Conflito de Atribuições – Cível
Protocolado nº
129.423/15
(Ref. SIS nº 43.0712.0005279/2015-0)
Suscitante: 4º
Promotor de Justiça de Sorocaba (Idoso)
Suscitado: 15º Promotor de Justiça de Sorocaba (Consumidor)
Ementa: Conflito
negativo de atribuições. Associação Nacional dos Aposentados e Consumidores -
ASNAC com sede em Sorocaba. Dimensão espacial da lesão, modo de captação dos
clientes e limites da atuação da associação até o momento desconhecidos, o que
afasta a distinção entre dano local e regional como critério para resolução do
conflito. Associação que se dispõe a prestar serviços jurídicos judiciais e
extrajudiciais e outros em prol de consumidores em geral, aposentados ou não, e
de pensionistas. Conflito resolvido pelo critério do interesse mais abrangente.
1. Todo idoso é consumidor,
mas nem todo consumidor é idoso. A aposentadoria pode decorrer de invalidez ou
do tempo de serviço, e o pensionista pode ou não ser idoso. Associação que se
dispõe a prestar serviços jurídicos de revisão de benefícios previdenciários e
de defesa dos direitos de aposentados e consumidores, cooptando-os a se
associarem viola direitos difusos dos idosos e dos consumidores. 2. Embora as duas Promotorias de
Justiça em conflito tenham atribuição para oficiar nos autos, o conflito deve
ser resolvido para direcionar a atribuição àquela cuja esfera de atuação seja
mais abrangente. 3. Conflito
resolvido para afetar ao Suscitado, DD. 15º Promotor de Justiça de Sorocaba -
com atribuição para defesa dos direitos e interesses dos consumidores - a
atribuição para atuar nos autos.
Vistos.
1) Relatório.
Trata-se de conflito
negativo de atribuições, figurando como suscitante o DD. 4º Promotor de Justiça de Sorocaba (Idoso),
e como suscitado o DD. 15º Promotor
de Justiça de Sorocaba (Consumidor).
O procedimento foi instaurado por força de representação encaminhada pelo Procon de Sorocaba ao Suscitado - DD. 15º Promotor de Justiça de Sorocaba (Consumidor), dando conta que a ASSOCIAÇÃO NACIONAL DOS APOSENTADOS E CONSUMIDORES - ASNAC, com antiga sede em Osasco, transferiu-se para Sorocaba, onde vinha encaminhando correspondência à residência de consumidores, em geral beneficiários do INSS, sugerindo-lhe que tinham diferenças de valores a receber em funções de correções em seus benefícios previdenciários, convidando-os a comparecerem à sede da empresa, onde lhes oferecia serviços jurídicos judiciais e extrajudiciais, mediante assinatura de contrato de adesão à associação e pagamento de quantia mensal.

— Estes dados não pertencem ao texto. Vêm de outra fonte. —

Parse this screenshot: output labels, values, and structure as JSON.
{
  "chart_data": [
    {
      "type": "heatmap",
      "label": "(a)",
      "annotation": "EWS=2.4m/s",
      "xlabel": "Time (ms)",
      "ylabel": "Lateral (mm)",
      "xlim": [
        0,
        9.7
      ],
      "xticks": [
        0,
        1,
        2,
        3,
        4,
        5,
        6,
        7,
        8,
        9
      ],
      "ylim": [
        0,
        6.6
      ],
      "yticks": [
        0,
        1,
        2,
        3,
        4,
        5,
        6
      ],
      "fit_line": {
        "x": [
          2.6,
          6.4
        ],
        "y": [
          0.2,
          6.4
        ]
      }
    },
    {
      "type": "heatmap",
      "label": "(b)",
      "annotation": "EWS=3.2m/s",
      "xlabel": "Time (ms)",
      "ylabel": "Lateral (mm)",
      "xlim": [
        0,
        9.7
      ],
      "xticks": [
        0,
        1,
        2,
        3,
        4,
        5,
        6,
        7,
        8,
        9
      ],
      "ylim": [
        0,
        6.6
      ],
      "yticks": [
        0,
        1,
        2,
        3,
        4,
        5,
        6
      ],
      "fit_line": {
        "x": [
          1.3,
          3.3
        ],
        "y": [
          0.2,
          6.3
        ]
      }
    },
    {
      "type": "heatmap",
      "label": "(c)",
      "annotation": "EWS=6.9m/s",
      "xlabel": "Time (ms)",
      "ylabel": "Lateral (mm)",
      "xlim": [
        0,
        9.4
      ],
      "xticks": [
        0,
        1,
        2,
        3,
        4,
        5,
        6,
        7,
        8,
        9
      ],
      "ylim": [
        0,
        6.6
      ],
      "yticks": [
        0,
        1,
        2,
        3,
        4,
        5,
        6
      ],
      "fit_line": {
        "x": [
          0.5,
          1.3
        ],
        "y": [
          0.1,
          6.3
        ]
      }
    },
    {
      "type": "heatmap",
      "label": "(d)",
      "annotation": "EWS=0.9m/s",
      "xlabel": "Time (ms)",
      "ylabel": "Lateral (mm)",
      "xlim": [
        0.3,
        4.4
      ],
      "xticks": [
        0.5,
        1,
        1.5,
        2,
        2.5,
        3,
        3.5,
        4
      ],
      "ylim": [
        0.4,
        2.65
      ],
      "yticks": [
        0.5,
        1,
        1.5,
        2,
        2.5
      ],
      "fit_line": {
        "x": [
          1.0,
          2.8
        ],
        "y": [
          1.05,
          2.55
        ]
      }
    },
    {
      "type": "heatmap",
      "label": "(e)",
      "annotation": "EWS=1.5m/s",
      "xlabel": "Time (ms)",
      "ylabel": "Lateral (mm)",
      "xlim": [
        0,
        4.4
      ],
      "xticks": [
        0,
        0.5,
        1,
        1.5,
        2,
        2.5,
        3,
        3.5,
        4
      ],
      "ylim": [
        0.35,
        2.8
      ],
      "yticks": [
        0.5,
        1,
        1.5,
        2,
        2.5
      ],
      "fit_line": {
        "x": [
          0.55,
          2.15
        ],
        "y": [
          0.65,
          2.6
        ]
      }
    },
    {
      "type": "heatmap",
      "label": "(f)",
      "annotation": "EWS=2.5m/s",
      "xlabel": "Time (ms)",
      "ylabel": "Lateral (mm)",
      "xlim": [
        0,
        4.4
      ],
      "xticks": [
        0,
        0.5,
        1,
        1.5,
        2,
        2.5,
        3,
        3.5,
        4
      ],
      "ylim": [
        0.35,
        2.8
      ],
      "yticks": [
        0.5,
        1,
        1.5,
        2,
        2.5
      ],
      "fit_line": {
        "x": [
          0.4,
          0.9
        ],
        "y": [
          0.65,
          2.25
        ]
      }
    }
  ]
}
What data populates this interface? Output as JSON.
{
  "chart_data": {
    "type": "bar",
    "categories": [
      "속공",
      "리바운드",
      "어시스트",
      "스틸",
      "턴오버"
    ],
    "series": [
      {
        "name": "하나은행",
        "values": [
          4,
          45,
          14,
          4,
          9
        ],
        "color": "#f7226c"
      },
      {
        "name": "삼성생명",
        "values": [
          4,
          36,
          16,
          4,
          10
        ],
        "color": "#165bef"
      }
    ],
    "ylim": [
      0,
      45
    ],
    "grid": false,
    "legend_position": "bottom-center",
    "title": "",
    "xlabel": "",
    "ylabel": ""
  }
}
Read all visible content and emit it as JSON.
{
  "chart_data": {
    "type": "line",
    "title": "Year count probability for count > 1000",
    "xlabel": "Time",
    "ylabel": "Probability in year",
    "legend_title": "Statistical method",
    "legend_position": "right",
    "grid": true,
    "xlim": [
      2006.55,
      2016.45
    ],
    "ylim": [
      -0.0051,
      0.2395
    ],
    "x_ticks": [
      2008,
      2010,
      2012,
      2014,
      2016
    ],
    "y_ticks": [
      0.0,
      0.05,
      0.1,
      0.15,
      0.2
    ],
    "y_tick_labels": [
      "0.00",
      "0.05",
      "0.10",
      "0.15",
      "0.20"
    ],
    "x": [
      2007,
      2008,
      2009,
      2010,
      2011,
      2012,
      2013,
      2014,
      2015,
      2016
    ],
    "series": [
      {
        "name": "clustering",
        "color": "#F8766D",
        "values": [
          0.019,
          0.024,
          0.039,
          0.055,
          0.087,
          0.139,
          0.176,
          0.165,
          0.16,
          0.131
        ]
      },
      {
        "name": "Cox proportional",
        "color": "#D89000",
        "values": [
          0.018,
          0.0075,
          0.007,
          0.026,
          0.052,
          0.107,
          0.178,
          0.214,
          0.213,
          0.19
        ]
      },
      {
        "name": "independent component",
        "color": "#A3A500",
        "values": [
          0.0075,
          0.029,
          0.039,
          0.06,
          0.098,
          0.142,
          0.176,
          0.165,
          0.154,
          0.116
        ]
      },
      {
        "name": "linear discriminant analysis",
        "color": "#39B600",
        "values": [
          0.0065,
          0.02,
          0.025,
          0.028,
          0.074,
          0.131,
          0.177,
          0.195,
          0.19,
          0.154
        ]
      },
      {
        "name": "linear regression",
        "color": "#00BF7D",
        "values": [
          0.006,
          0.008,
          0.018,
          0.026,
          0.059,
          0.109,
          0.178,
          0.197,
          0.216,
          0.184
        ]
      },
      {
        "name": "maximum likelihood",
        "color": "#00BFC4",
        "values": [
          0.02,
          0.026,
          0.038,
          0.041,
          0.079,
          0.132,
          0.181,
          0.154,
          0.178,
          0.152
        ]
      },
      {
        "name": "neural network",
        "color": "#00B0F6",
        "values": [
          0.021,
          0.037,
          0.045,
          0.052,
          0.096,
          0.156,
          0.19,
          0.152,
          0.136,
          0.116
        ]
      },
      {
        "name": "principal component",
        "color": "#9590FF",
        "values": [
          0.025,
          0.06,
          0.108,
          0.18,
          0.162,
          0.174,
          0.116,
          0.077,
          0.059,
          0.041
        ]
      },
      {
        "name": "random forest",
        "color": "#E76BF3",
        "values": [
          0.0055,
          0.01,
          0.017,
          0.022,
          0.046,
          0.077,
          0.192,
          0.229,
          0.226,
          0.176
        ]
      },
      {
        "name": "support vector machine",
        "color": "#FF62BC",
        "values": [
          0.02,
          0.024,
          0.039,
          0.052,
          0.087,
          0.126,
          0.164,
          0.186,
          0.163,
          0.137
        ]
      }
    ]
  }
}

A representação inaugural foi instruída com documentos (fls. 02/72).
O Suscitado (DD. 15º Promotor de Justiça de Sorocaba - Consumidor) declinou de sua atribuição para se manifestar nos autos, nos seguintes termos (fls. 75/76):
"Conforme informado, tendo como público alvo aposentados
e pensionistas, em sua maioria, portanto, idosos, a associação, para
incrementar o número de integrantes, encaminha correspondência à casa dos
idosos, prometendo avaliar a situação pessoal de cada um, frente à necessidade
de correção de alguns benefícios previdenciários e/ou assistenciais (fls. 06).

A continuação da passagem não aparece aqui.